I like aerospace for a tiling windows manager, but I never checked out yabai
BTW, I'm not OP, but just interested, about the general feel of the UI and solutions - how much of the 3d\blur\other effects can be turned off? Same with choosing a purely monochrome color scheme. These cause nausea for me every time I even look at MacOS screenshots.
And another question, about window management and solutions to that and the desktop and dock and launcher, - how simplified can that be? In addition to nausea, have anxiety from most things there, and every time touching a Mac wasn't pleasant. Can one have a keyboard-controlled environment without rounded corners, without animations, without scrolled screens with icons to launch something? And how well can one hide the functionality of virtual desktop overview or whatever that is, to just forget it was there?
Suppose my ideal of tranquility would be a DOS prompt, gray on black. How close can one get to that?
Hypothetically.
To get a DOS prompt, you either install MS-DOS on a VM, or on a vintage PC.
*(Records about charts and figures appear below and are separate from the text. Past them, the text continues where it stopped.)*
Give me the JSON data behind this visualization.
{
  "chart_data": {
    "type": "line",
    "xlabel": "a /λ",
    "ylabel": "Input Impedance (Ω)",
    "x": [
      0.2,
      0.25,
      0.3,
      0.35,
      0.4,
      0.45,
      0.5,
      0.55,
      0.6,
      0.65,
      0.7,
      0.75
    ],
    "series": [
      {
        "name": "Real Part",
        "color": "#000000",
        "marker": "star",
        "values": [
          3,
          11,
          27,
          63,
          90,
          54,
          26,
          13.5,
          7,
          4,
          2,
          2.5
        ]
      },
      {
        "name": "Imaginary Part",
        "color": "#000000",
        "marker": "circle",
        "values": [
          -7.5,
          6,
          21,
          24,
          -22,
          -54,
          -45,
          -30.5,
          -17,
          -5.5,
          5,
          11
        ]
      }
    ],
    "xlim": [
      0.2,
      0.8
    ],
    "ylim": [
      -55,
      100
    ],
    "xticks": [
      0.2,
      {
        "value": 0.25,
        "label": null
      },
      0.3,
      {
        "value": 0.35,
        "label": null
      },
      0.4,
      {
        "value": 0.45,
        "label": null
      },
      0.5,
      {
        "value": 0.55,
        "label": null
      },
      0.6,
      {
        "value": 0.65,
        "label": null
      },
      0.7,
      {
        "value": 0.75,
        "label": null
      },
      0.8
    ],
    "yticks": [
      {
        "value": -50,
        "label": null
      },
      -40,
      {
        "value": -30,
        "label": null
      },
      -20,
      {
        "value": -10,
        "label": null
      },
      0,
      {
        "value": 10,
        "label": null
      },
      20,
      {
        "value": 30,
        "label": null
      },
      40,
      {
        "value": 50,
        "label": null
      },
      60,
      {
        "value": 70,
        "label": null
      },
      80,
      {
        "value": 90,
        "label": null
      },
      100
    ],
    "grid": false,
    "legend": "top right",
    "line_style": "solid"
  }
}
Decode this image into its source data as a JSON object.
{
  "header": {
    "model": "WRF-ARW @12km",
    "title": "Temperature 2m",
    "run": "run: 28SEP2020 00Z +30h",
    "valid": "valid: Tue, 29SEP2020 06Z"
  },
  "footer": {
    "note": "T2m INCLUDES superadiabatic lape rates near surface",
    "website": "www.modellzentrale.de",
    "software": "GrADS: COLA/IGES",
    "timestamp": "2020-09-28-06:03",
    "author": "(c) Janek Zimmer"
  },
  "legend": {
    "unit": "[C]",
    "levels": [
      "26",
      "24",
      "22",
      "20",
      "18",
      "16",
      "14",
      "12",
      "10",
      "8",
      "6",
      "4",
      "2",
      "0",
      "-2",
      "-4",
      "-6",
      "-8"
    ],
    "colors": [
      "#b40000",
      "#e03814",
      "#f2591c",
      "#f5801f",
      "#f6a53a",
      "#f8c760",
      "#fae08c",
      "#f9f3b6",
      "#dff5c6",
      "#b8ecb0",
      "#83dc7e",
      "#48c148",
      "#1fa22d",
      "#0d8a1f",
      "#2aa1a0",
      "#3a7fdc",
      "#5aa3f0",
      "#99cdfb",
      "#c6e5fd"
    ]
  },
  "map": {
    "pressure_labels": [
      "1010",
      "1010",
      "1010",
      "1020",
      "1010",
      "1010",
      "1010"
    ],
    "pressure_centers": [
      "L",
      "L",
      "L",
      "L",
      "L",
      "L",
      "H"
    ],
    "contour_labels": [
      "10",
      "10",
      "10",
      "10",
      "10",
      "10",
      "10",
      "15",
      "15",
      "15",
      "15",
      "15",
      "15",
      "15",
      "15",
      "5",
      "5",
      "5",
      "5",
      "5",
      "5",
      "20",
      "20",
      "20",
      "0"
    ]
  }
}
Or just make the Mac boot directly into the command line as Single User. CMD+S on startup.
I don't mean that. I mean using a PC normally, but with a level of UI appearance adequacy approaching that of a DOS prompt.
You can customize the Terminal app.
No, I meant reduce distractions in the UI. Using all the same applications with native look. And reduce epilepsy-inducing elements in that native look.
I meant normal use.
Maybe just stick with Linux.
You can reduce animations and transparency, enhance contrast (though not every application supports it) and turn everything grayscale but you can’t change the overall style and layout of the OS.
You can turn off a lot of the transparency and other effects in System Preferences under accessibility. Setting the traffic light window buttons to greyscale is done in appearance I think.
I always enable “reduce transparency” and “always show scroll bars” for a saner default. There’s a bunch of other settings there that are sensible as well
Keyboard navigation for windows and menus is turned off by default. So turn it on for a more efficient experience.